Ein Essay zum Thema zitiert jedenfalls so:

Whether death by needle is easier for the executed is an open question, but surely it is easier for the executioners. By wrapping punishment in a therapeutic cloak, the process feels less morally offensive to those who are required to participate, and it is therefore more bearable. There is a deeper issue as well. "The use of a well-known medical tool, general anesthesia, for execution blurs the distinctions between healing and killing, between illness and guilt.," observes Dr. Jerome D. Gorman, a general practitioner in Richmond, Virginia, who has spoken out strongly on the issue.
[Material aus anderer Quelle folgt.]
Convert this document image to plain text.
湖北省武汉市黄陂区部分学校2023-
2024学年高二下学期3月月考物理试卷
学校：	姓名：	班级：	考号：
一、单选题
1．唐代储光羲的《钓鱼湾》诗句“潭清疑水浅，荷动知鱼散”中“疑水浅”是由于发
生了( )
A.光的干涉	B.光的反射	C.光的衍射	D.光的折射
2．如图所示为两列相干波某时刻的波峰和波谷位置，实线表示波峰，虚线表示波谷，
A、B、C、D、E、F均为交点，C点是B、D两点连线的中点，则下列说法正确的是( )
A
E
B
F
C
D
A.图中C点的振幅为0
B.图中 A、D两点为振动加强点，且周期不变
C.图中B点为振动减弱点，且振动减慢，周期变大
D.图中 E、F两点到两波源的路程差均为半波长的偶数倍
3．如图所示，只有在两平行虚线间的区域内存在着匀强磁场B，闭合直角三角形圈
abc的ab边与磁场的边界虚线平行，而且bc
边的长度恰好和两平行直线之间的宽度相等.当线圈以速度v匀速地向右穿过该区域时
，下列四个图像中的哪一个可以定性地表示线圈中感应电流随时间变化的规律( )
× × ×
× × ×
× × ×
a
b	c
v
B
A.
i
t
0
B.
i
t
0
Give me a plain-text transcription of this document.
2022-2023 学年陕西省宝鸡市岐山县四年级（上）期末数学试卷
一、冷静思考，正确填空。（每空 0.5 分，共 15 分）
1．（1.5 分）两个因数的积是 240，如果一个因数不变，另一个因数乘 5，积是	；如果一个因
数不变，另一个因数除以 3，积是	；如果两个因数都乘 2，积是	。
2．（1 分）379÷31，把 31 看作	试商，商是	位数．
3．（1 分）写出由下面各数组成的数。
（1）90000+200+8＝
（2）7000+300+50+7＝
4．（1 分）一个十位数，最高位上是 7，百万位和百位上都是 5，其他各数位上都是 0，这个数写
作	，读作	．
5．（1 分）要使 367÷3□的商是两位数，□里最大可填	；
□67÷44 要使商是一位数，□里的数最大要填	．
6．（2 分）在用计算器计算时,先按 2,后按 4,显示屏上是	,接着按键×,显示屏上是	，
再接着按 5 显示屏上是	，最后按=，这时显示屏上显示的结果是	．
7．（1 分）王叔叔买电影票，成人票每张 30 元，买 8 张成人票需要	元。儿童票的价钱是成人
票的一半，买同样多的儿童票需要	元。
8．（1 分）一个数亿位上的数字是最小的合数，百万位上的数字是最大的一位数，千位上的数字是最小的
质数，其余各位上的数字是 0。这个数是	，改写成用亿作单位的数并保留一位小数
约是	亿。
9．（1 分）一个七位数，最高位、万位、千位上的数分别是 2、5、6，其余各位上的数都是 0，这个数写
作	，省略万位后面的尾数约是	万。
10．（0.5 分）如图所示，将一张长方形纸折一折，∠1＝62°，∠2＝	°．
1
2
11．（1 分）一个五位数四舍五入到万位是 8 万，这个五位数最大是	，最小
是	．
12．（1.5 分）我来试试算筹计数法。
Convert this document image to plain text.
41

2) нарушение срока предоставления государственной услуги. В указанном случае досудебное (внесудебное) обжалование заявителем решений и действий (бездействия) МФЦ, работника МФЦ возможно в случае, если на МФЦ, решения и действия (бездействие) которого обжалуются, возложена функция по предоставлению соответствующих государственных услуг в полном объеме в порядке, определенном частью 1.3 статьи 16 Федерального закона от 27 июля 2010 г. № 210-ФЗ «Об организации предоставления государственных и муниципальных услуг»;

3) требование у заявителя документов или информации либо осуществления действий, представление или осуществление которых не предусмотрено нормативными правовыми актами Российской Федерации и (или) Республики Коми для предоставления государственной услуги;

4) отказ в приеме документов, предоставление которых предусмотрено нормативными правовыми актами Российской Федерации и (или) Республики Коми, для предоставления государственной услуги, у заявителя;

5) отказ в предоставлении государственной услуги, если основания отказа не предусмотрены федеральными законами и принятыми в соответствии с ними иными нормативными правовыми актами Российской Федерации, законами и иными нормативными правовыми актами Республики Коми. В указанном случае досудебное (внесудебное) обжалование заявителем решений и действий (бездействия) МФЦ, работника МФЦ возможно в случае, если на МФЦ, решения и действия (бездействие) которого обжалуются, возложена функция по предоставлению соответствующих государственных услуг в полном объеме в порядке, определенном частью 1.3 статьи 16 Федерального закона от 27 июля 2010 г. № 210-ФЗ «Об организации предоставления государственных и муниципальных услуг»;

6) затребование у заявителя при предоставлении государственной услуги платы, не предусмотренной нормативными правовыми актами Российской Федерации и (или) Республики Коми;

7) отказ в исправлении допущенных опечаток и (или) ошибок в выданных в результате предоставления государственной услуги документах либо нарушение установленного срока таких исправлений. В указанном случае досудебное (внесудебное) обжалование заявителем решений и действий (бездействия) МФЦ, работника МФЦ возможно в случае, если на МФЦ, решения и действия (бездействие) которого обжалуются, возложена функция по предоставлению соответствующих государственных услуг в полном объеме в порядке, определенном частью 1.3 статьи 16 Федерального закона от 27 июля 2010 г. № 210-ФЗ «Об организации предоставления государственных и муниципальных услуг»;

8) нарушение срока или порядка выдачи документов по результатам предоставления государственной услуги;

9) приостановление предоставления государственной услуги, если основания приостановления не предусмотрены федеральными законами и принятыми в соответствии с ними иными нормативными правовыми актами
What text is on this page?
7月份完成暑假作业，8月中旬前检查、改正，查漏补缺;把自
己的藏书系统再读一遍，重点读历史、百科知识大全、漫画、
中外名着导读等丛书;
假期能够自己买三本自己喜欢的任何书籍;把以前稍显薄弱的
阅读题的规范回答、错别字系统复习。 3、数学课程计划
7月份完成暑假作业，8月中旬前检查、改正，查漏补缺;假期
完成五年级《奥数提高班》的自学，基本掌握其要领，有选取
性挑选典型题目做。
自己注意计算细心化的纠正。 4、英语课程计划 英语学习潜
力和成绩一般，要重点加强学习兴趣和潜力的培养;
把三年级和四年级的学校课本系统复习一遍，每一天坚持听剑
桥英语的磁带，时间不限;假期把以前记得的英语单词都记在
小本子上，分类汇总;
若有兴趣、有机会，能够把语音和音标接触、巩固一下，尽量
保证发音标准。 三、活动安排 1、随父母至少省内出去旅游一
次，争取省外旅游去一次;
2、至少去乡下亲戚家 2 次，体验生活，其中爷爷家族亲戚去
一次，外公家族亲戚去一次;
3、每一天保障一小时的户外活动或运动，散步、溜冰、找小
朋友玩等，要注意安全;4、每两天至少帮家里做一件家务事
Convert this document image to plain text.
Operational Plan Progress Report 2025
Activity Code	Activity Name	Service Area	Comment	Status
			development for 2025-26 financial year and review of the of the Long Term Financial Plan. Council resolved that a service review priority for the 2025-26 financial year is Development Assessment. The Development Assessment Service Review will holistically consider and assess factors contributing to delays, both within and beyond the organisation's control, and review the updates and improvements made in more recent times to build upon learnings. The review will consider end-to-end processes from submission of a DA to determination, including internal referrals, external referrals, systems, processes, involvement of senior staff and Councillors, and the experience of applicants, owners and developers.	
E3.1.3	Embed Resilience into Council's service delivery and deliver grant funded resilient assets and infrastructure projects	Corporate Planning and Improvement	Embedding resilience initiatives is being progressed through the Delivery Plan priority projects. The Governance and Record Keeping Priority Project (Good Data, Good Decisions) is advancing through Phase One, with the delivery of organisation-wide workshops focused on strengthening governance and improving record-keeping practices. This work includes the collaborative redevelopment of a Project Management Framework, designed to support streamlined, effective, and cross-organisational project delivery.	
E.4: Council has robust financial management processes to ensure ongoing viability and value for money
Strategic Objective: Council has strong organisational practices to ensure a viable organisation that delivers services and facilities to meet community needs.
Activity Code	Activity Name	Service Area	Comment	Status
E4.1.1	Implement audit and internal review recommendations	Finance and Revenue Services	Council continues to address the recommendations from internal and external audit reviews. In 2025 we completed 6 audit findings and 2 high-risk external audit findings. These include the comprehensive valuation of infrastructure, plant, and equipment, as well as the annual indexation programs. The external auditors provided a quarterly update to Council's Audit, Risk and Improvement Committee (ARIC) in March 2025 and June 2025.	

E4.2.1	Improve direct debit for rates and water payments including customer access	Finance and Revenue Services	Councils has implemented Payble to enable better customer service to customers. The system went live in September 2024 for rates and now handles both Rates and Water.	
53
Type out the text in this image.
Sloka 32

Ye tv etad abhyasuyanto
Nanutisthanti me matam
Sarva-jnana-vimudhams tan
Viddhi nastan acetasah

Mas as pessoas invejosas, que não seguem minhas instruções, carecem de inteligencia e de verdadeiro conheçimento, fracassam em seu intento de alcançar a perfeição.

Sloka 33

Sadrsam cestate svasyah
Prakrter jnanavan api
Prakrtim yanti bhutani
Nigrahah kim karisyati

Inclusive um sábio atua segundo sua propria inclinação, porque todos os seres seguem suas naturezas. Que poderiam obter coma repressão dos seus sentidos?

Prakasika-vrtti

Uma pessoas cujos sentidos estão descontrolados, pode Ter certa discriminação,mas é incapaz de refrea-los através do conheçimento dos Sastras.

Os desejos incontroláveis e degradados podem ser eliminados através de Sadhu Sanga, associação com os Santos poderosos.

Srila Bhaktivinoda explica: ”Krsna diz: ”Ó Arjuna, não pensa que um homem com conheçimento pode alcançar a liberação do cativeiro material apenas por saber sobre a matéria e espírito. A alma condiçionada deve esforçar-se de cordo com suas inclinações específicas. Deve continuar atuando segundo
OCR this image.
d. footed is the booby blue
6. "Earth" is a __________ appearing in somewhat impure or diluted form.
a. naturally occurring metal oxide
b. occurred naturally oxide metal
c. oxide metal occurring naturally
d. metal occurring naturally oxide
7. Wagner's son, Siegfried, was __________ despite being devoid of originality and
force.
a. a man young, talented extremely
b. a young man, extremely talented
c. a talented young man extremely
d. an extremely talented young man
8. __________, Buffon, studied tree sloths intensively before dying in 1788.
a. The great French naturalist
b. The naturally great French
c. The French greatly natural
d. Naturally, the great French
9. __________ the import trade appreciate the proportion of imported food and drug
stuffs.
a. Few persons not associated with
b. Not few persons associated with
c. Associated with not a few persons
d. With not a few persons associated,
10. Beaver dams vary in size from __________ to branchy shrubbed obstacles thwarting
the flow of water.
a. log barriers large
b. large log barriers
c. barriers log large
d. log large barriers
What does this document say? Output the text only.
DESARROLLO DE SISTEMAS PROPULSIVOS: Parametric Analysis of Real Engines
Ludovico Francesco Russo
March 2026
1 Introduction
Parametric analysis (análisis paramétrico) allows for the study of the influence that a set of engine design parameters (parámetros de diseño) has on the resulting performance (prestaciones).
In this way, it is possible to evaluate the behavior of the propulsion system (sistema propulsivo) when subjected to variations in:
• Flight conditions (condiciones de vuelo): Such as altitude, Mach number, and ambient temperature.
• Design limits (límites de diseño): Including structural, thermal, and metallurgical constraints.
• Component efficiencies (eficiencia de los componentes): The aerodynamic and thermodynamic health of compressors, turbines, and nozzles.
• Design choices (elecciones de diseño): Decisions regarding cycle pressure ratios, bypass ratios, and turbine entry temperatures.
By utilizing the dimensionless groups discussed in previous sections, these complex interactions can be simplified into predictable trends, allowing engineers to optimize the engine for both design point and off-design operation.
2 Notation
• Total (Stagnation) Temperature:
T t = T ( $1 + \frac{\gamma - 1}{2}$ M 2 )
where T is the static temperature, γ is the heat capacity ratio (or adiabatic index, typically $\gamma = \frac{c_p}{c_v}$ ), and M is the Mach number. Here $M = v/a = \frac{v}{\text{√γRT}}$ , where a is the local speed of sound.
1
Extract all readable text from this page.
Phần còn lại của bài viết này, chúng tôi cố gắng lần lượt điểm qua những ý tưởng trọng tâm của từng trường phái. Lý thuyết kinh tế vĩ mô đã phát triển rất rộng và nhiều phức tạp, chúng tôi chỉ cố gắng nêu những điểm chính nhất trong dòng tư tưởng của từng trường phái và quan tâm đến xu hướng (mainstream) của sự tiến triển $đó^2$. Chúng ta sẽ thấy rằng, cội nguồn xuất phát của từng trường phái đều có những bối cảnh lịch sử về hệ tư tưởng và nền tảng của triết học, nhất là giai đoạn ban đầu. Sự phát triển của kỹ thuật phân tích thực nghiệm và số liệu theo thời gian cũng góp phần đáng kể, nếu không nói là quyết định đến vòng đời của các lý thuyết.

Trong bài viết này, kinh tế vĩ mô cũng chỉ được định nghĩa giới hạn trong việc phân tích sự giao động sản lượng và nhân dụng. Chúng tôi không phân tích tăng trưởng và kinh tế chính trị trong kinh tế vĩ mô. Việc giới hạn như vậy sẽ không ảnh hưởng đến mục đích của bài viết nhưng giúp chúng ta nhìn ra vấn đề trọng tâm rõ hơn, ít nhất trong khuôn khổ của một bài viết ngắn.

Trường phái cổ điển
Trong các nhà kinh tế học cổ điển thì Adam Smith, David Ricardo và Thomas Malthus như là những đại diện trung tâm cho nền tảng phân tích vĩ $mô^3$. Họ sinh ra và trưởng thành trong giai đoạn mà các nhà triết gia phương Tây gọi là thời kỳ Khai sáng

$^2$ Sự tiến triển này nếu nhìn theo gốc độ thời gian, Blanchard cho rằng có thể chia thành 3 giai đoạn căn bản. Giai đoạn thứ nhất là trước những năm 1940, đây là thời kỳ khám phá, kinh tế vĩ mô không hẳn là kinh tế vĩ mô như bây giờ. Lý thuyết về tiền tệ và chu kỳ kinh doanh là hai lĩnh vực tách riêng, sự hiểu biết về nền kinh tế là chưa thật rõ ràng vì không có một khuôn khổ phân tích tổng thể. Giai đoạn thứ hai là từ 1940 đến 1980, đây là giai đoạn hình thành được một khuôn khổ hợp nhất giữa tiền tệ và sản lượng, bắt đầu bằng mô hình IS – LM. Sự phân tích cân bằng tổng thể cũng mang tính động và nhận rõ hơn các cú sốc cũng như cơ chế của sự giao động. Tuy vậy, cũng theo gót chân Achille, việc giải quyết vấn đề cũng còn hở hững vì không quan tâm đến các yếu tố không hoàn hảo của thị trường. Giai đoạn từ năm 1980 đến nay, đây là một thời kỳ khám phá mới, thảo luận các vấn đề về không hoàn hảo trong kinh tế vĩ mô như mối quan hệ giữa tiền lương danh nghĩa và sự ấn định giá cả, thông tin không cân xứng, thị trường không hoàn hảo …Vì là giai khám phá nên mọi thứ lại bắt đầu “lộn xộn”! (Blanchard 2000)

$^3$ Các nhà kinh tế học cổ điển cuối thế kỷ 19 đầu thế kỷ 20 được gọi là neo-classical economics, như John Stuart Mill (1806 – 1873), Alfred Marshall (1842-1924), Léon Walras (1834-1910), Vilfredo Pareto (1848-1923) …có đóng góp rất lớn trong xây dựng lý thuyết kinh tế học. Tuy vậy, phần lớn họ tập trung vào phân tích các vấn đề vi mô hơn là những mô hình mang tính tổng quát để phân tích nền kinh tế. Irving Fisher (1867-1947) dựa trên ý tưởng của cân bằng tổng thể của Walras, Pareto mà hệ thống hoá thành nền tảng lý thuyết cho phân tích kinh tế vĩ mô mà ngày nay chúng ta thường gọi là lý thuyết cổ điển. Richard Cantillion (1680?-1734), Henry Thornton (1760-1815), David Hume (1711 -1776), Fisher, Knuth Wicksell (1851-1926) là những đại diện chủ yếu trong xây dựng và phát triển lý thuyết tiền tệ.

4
Die Disney-Fraktion darf ruhig weiterhin Green Mile lesen. Uff.

8/10/2011

Super 8, J.J. Abrams

Hier. Der Unfall des Zuges ist enorm, das muss bejaht werden. Da wurde Michael Bay kurz zitiert. Aber ansonsten menschelt es in diesem entzückenden Breitwandfamilienfilm ganz gewaltig, so dass einem sehr warm um's Menschenherz wird.

Es ist eine alternative Version von E.T. mit mehr Budget. Es ist eine Geschichte, die immer und immer wieder erzählt werden wird. Alle kennen die Schablonen und Formeln, alle kennen die Dialoge und alle müssen lächeln. Und zum Schluss wird nachhaltig aufgeräumt: mit leisem Seufzen löst man sich aus dem Kinosessel.

Es ist ein dreifaches Hurra auf das Medium Film und eine unprätentiöse Schilderung der Bedingungen vor der Medienexplosionen. Wählscheiben, Funkgeräte, Magnetbänder. Das ist aber nicht nur dokumentarisch interessant sondern verdichtet sich zu einer trotzdem spannend erzählten Geschichte... nicht spannend im Sinne von "wie wird es wohl ausgehen" sondern im Sinne von "oh bitte lasst mich noch ein wenig in dieser gemütlichen Hektik verweilen".

Alles richtig gemacht. "Drugs are soooo baaaaaad!" Ach, recht hat der Wonneproppen. Wer braucht Drogen bei solch glückseligen Popcorn-Momenten?